後悔記

今のところ、宛てのないブログです。

小鉢を割った話

 皿を割ってしまった。

 夕食を終えて皿を下げようとして、手が滑った。割れたのは、ひじきの煮物をよそっていた小鉢だった。

 みそ汁用の椀と茶碗と小鉢と、一度に持っていこうと重ねていたのが良くなかったのだろうか。いや、それくらいのことは毎日やっているのだから、手が滑ったのもたまたまだろう。たまたま何かのバランスが崩れて、運悪く小鉢だけが割れた。

 物が壊れる瞬間というのは、いつだって呆気ないものだ。理由や原因を探したところで、事実も結果も変わらない。いつもと違う致命的なミスや不注意があったわけでもない。いつもと同じような夕食を過ごし、いつもと同じように皿を重ねて持っていこうとしただけなのだ。

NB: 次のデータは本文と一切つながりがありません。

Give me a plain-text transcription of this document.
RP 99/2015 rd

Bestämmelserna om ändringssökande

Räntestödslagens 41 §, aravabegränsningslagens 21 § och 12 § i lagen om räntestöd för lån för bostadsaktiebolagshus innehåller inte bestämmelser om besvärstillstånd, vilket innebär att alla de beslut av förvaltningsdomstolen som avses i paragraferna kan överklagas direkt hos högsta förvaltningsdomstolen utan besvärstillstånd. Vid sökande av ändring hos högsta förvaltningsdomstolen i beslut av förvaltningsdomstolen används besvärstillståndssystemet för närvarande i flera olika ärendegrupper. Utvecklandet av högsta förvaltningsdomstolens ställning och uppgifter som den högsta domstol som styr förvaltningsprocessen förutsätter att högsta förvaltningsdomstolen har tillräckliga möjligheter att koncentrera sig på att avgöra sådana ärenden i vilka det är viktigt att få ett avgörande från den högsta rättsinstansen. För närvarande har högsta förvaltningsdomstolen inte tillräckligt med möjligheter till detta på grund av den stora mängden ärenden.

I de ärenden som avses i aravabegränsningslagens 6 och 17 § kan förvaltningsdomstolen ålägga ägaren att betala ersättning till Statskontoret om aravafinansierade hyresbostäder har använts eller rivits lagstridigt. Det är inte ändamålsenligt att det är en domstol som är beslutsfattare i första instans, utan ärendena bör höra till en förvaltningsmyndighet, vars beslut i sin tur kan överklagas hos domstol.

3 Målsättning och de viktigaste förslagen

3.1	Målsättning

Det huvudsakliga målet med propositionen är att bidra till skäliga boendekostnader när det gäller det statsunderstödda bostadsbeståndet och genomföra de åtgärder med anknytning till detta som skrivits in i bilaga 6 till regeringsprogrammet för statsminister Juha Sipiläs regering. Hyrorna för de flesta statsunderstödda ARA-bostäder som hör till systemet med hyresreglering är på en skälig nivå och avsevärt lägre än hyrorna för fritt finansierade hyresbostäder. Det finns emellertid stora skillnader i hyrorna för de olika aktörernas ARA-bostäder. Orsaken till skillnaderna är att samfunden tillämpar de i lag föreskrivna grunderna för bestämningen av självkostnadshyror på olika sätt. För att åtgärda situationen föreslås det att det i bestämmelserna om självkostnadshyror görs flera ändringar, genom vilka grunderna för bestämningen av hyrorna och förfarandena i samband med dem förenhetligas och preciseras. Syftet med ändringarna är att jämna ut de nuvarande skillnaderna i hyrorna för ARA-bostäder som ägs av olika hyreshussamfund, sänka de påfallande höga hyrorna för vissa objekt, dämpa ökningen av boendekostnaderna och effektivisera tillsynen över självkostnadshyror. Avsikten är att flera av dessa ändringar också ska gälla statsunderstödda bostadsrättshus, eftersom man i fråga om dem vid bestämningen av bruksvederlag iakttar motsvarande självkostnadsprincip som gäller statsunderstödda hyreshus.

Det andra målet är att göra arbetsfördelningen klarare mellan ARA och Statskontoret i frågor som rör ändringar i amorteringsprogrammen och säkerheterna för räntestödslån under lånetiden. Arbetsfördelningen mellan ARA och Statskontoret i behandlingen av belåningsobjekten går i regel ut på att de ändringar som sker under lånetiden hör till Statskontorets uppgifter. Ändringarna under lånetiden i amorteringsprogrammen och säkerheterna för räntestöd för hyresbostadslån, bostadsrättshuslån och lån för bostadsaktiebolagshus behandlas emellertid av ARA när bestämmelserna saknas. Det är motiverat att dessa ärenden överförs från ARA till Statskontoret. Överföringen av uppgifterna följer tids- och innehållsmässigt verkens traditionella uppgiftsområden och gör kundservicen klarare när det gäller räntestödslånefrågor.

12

「その小鉢、それが最後の一つだったんだよね」と家族に言われて、そうか、こいつは最後の一つだったか、と思った。同じ姿形をしていたこいつのお仲間は、すでに割れて壊れていた。そして、それがいつ、どのようにして割れたのか、わたしたちはおそらく誰も覚えていない。

 わたしの割ってしまったこの小鉢も、こうして記録でもしておかないかぎり、そのうち記憶から消えて思い出さなくなっていたはずだ。その代わり、一度こうして記録してしまえば、わたしのことを知らない誰かも、わたしがこの日小鉢を割ってしまったのだと知り、記憶に留めることもあるのかもしれない。

 ふだん使っているときには、まったく気にも留めていなかったのに、自分の手から零れて壊してしまったというだけで、残念な気持ちが湧いてくる。都合がいいな、とも思うし、しかし自分に責任があるのだからその結果はちゃんと受け止めないとな、とも思う。まあ受け止めると言っても、「皿を運ぶときは気をつけて運ぼう」くらいのことなんだけど。

 妙にしんみりとした書き方になったが、「物はいつか必ず壊れるのだから、それまで大事にしなければ」みたいな教訓めいたことを思ったわけではない。「ああ、生きていると失うもの壊れるもの摩耗するもの衰えるものばっかりだ。でもそれをなんとか継ぎ足したり補充したりして、これからもやっていかなきゃならないんだ。面倒だし疲れることだなぁ」と思い知らされて、ちょっと気分が沈んだのだ。

 小鉢を割ってしまった後、家族から、そろそろうちの車も劣化してきたので買い換えを検討しようか、みたいな話が出てきたことも影響しているのだろう。いや、小鉢なんかよりそっちの方が大事だった。